By TERESA GUBBINS for Dallas Star-Telegram on October 18, 2005

Angst as suffered by the young white male resurfaced snarling and roaring Monday night with the return of Nine Inch Nails, the industrial-rock band led by Trent Reznor, the angst-iest white male of all.

It's been six years since Reznor put out a record, but it might as well have been two weeks ago. That's how smoothly he picked up the thread of his old, if powerful, schtick.

He's a masterful performer who knows how to play to an arena while retaining a sense of the individual. Few rock musicians are as cunning at contrasting loud and soft; at juxtaposing huge, symphonic passages against moments of quiet simplicity where just his voice is backed by a brooding line of percussion.

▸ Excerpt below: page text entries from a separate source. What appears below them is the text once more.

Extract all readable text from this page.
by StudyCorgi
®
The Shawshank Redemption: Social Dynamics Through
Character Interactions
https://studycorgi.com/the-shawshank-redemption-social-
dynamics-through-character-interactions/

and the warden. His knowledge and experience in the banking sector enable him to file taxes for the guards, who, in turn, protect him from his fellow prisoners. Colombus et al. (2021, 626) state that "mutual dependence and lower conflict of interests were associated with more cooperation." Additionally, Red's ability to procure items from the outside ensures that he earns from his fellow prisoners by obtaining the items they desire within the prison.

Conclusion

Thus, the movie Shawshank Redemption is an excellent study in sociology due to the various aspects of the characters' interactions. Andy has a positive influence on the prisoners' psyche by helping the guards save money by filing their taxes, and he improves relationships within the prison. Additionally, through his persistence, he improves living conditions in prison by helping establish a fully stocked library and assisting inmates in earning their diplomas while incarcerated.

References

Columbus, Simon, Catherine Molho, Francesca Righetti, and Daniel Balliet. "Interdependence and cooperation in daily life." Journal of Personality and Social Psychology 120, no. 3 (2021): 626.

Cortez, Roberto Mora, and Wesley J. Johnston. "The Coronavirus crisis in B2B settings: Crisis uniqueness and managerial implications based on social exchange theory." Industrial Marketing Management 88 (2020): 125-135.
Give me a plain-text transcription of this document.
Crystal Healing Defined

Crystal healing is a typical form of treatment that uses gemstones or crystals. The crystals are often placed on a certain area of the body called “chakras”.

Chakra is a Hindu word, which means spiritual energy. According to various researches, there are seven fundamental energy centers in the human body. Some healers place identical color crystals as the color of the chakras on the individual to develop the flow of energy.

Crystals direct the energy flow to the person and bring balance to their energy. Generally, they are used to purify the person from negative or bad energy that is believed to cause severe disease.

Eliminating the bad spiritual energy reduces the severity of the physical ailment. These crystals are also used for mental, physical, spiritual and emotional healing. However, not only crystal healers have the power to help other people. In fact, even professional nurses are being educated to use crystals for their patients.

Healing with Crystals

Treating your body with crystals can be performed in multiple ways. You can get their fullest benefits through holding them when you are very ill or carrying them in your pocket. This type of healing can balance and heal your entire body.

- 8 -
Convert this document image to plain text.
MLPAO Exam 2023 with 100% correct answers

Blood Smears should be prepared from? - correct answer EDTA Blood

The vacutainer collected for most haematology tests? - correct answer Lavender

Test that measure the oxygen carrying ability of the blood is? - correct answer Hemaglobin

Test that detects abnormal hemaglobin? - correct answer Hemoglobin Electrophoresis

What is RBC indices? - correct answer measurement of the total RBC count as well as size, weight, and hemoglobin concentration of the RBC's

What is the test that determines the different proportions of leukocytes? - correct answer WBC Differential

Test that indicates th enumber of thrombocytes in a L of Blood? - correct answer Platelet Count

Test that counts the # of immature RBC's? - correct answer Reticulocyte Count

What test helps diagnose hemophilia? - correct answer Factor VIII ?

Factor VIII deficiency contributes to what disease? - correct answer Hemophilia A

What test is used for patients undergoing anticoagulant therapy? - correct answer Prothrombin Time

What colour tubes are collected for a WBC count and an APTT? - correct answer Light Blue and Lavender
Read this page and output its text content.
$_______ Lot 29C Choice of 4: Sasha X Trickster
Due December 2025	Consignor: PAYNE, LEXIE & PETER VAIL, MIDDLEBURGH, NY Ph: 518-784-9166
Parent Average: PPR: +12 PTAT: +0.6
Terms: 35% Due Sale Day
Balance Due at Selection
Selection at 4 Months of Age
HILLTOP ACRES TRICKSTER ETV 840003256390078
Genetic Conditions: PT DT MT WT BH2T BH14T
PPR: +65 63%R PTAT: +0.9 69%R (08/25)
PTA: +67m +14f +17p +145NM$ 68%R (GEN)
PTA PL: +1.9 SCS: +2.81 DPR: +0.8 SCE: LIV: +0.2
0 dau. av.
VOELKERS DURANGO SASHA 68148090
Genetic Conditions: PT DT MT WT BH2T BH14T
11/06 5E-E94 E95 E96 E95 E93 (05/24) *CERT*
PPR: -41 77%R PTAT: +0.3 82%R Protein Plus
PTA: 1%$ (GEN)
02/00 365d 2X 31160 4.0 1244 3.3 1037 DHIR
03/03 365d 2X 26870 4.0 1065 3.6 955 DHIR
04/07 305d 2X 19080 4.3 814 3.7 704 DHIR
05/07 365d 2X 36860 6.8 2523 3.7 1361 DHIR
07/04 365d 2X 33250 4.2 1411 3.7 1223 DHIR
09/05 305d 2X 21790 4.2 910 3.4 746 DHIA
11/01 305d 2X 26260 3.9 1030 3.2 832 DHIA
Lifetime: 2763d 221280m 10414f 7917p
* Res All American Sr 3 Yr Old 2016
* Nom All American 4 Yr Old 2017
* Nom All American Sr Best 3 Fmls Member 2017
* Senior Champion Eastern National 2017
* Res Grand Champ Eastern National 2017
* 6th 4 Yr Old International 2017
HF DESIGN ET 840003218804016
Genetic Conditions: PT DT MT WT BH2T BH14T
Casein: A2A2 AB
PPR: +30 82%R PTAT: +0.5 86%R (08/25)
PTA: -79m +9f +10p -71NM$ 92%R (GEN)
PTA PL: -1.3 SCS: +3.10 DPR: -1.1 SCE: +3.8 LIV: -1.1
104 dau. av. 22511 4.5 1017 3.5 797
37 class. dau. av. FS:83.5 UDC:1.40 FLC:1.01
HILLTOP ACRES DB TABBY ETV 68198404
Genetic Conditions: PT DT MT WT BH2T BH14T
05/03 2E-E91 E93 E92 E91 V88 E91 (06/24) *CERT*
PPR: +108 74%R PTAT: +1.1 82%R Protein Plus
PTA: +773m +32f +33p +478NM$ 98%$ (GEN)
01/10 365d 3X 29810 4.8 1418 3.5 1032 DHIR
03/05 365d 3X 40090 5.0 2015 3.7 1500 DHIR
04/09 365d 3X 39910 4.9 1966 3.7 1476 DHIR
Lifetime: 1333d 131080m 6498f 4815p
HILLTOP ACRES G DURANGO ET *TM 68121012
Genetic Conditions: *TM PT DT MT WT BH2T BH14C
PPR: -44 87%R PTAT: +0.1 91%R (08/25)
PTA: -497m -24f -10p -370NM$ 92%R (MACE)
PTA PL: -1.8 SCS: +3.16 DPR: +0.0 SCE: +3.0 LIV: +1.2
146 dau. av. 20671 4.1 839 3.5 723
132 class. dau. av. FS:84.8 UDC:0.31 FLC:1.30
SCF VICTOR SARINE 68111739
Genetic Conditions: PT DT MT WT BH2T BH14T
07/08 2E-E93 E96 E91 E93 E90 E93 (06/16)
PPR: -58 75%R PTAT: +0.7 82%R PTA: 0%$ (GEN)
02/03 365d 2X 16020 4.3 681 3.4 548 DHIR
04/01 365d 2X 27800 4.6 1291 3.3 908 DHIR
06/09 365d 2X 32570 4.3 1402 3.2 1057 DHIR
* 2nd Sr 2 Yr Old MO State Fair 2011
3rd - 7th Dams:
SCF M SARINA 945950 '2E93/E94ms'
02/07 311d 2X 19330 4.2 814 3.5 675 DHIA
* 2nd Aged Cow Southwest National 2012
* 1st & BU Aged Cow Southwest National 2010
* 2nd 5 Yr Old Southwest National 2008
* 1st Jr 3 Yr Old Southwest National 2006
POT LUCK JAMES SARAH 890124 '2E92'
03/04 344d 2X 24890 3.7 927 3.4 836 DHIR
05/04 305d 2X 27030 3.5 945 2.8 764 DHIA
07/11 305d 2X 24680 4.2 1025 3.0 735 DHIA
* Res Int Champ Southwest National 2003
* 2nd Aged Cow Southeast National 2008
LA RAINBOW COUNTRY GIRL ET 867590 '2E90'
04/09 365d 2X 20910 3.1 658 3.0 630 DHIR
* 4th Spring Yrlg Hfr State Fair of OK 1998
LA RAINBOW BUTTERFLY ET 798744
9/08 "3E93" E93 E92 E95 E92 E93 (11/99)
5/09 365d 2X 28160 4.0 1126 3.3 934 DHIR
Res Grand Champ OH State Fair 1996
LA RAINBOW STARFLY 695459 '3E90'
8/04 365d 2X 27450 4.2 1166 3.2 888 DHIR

Reznor played selections from Nine Inch Nails' new disc, With Teeth, along with staples including Head Like a Hole, Sin and an especially aggressive rendition of Wish.

He and his band, including new drummer Alex Carapetis, opened their set at American Airlines Center behind a gauzy white curtain and stayed there for the first song, Love Is Not Enough, looking like ghostly silhouettes with smoke issuing behind them. When the curtain finally rose, it seemed all the more dramatic to the crowd of about 11,000.

The two opening acts, Queens of the Stone Age and Death From Above 1979, seemed to embody two sides of the NIN coin.

Death, a scraggly two-piece from Canada, was chaotic, unruly noise.

Queens of the Stone Age, promoting a new record called Lullabies to Paralyze, possessed the same kind of measured self-awareness for which Reznor is known.

Like NIN, Queens of the Stone Age is led by a man with a strong, singular vision, in this case singer-guitarist Josh Homme. Like Reznor, Homme can seem to be on the verge of combustion, although he executes it with casualness, as he did when he threw down a dysfunctional guitar and then tossed its two pieces into the crowd. But where Reznor works out his issues with therapy-like analysis, Homme dispatched them with a powerful groove and awesome precise sprays of guitar.